Looking ahead, management is prioritizing a return to positive adjusted net income by the end of 2026 on a rolling twelve-month basis. For the first quarter of 2026, the company anticipates an adjusted EBITDA loss between $30 million and $35 million.
“We're focused on making the right long-term decisions to rebuild Opendoor rather than managing to short-term guidance,” the company stated regarding its forward-looking guideposts. Revenue is expected to decline by approximately 10% in the upcoming quarter.
Read more here.
Reuters reports:
Nvidia (NVDA) is close to finalizing a $30 billion investment into OpenAI that will replace the long-term $100 billion commitment agreed upon by the companies last year, the Financial Times reported on Thursday, citing sources.

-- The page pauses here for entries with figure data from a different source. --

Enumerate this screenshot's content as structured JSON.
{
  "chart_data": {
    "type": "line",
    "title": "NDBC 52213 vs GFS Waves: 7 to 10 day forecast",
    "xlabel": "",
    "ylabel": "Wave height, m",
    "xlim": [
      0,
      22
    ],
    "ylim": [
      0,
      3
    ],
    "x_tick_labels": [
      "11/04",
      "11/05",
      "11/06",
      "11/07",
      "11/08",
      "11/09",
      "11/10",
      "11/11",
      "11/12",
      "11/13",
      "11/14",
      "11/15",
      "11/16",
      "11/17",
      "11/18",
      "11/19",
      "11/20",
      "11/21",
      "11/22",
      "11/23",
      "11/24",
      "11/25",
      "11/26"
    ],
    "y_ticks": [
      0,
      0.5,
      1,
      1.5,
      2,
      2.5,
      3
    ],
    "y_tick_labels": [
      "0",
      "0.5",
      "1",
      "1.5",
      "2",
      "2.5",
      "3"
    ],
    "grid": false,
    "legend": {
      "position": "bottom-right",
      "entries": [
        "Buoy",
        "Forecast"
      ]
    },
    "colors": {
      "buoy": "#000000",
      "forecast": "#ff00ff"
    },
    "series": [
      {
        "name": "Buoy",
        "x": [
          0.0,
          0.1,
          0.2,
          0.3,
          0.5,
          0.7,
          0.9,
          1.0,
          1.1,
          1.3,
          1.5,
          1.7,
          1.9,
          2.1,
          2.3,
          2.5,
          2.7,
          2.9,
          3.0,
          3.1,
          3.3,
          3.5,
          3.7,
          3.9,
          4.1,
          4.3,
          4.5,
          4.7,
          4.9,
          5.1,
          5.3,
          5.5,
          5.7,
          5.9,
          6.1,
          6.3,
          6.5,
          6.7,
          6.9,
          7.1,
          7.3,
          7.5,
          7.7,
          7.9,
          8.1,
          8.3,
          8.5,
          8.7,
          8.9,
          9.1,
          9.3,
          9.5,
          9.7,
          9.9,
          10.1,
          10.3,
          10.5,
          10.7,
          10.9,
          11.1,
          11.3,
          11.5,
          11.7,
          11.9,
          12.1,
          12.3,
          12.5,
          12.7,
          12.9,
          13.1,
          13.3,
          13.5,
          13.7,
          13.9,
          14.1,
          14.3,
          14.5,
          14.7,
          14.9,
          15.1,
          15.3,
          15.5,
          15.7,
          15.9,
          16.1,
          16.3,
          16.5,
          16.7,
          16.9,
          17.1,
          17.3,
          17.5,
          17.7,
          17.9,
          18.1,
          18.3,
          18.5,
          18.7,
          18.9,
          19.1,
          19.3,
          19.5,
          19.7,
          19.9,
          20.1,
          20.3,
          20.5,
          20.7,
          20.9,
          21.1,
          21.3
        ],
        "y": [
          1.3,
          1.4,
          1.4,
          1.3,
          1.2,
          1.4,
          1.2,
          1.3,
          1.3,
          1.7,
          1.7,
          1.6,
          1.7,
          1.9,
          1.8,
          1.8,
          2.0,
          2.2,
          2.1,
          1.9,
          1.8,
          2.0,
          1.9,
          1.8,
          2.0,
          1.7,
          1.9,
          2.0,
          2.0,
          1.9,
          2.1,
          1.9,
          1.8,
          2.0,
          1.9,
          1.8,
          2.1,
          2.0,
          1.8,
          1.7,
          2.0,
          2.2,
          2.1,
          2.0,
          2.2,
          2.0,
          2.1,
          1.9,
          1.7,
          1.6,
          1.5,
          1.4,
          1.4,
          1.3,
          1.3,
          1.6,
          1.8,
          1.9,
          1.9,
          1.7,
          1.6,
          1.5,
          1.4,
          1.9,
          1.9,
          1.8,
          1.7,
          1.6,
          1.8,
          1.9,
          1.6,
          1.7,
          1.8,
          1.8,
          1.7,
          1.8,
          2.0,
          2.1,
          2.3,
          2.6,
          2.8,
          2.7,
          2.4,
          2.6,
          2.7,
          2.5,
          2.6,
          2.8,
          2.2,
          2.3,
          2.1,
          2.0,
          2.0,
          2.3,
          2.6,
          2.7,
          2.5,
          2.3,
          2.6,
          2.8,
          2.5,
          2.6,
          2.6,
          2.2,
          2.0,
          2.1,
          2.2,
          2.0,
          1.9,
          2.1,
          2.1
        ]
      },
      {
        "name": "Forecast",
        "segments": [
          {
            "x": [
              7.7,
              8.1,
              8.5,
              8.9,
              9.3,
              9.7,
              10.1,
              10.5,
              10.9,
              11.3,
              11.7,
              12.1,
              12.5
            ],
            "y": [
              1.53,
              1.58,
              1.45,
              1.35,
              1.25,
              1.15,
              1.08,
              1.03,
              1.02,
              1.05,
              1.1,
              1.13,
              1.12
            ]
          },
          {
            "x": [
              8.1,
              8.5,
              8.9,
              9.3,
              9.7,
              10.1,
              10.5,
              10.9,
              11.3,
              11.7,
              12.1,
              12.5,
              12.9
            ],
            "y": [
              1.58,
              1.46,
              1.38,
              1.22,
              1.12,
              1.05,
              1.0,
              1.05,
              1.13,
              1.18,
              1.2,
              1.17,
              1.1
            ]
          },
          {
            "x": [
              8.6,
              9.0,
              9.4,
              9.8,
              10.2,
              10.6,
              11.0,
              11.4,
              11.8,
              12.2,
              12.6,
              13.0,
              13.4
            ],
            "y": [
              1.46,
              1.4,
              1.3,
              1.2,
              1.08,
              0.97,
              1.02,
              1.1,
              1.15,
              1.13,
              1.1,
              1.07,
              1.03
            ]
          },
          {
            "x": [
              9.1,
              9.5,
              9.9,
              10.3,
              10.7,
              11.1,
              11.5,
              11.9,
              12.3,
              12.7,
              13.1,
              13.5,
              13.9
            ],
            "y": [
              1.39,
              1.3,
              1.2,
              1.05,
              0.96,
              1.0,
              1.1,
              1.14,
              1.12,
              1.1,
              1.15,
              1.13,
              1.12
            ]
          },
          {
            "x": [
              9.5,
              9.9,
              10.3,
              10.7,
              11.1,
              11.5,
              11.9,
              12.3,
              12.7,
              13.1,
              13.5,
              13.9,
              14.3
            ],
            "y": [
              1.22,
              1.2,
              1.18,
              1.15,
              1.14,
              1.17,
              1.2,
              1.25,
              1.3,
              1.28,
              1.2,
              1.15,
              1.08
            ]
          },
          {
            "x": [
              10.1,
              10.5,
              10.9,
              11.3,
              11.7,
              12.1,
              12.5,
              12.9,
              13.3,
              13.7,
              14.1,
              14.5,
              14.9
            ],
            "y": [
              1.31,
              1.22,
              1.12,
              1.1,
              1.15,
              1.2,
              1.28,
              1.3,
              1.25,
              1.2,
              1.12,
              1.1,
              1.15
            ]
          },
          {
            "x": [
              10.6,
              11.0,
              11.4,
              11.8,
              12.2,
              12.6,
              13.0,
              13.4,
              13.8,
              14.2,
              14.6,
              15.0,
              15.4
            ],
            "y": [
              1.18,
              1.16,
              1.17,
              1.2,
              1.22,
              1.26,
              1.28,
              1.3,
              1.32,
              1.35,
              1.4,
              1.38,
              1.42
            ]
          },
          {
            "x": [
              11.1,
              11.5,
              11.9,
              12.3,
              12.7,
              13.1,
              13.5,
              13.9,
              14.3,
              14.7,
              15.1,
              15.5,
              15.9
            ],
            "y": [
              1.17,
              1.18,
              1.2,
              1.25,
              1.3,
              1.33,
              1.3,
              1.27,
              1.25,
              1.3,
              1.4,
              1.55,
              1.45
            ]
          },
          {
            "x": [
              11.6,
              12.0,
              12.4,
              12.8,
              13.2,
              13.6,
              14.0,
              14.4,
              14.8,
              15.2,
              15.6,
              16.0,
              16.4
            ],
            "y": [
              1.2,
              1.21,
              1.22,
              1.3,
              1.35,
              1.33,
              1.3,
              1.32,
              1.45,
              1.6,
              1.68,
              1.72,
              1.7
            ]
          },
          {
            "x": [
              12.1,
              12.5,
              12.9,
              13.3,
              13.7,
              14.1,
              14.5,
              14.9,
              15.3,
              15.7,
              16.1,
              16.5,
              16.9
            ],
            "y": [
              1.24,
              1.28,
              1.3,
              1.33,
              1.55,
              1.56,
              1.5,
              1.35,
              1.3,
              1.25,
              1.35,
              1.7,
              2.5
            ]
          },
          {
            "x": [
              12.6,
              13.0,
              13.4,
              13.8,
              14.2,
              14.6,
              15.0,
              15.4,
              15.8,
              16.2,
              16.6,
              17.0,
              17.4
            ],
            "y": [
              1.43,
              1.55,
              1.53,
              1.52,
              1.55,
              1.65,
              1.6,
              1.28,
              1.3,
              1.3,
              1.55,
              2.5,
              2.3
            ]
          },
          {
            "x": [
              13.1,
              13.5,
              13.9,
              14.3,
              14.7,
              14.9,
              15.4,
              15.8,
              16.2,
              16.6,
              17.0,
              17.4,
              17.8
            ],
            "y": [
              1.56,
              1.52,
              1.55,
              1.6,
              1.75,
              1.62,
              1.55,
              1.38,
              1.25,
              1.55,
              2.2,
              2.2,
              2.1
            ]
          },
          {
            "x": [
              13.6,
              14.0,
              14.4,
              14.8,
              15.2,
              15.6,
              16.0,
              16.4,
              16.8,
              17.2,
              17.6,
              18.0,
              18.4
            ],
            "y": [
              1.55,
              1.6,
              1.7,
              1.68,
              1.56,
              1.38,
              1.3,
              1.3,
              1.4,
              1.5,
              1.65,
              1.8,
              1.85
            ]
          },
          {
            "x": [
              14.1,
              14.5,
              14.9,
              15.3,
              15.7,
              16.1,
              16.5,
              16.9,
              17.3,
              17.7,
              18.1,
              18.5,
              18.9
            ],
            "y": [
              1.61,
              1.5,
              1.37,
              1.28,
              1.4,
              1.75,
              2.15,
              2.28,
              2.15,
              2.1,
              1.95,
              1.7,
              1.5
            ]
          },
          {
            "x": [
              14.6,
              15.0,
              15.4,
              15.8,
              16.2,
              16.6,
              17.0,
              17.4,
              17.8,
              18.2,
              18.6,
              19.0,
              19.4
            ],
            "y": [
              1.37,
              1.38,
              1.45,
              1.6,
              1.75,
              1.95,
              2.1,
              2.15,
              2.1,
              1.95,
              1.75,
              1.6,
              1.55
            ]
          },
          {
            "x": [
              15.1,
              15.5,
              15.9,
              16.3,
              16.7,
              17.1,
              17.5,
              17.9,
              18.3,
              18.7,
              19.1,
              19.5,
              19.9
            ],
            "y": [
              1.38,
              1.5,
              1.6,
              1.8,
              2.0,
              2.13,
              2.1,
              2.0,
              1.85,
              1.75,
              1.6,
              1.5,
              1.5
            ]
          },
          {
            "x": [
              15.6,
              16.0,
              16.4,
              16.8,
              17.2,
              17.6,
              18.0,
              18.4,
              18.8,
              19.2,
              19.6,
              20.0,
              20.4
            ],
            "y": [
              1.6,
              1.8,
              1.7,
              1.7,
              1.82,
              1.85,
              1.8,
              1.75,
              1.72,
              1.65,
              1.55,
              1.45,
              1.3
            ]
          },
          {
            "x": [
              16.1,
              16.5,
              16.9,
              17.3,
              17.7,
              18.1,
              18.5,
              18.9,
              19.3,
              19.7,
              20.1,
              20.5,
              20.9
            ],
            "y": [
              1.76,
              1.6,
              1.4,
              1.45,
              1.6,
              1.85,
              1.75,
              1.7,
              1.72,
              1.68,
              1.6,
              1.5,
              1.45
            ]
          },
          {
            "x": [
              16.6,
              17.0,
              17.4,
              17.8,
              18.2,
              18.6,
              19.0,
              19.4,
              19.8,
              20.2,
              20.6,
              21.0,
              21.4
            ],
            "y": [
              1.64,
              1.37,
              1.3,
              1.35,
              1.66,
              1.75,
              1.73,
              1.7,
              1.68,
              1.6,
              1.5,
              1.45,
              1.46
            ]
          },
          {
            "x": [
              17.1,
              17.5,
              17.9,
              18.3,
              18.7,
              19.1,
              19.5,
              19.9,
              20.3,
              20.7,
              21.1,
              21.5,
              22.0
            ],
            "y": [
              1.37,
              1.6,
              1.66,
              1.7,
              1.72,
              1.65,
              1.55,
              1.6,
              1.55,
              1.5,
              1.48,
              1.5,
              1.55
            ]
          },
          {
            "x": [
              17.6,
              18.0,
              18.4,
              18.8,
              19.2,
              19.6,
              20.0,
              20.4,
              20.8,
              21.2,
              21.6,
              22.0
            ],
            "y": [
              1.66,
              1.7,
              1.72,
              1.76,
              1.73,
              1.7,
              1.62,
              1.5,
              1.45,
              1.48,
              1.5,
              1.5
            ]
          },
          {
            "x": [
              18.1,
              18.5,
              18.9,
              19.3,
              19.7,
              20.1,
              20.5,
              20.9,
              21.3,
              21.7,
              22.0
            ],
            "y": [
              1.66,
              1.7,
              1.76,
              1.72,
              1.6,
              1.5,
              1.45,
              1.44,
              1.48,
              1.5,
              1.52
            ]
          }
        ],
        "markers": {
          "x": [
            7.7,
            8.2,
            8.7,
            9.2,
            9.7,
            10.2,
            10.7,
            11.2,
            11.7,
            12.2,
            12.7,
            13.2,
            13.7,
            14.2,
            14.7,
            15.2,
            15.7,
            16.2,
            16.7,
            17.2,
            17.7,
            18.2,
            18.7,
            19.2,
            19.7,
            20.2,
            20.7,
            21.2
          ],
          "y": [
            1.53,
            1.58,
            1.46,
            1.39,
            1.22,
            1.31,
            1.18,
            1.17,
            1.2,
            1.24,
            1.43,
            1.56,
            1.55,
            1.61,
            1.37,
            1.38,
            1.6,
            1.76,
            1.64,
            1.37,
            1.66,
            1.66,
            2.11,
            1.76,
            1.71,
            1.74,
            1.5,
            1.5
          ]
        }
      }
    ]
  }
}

The deal, which would be part of a new funding round for the artificial intelligence start-up, could be finalized as early as this weekend, the report added.
Reuters could not immediately verify the report. Nvidia declined to comment.
ChatGPT maker OpenAI is looking to raise up to $100 billion in its latest funding round, valuing it at about $830 billion, Reuters reported in January.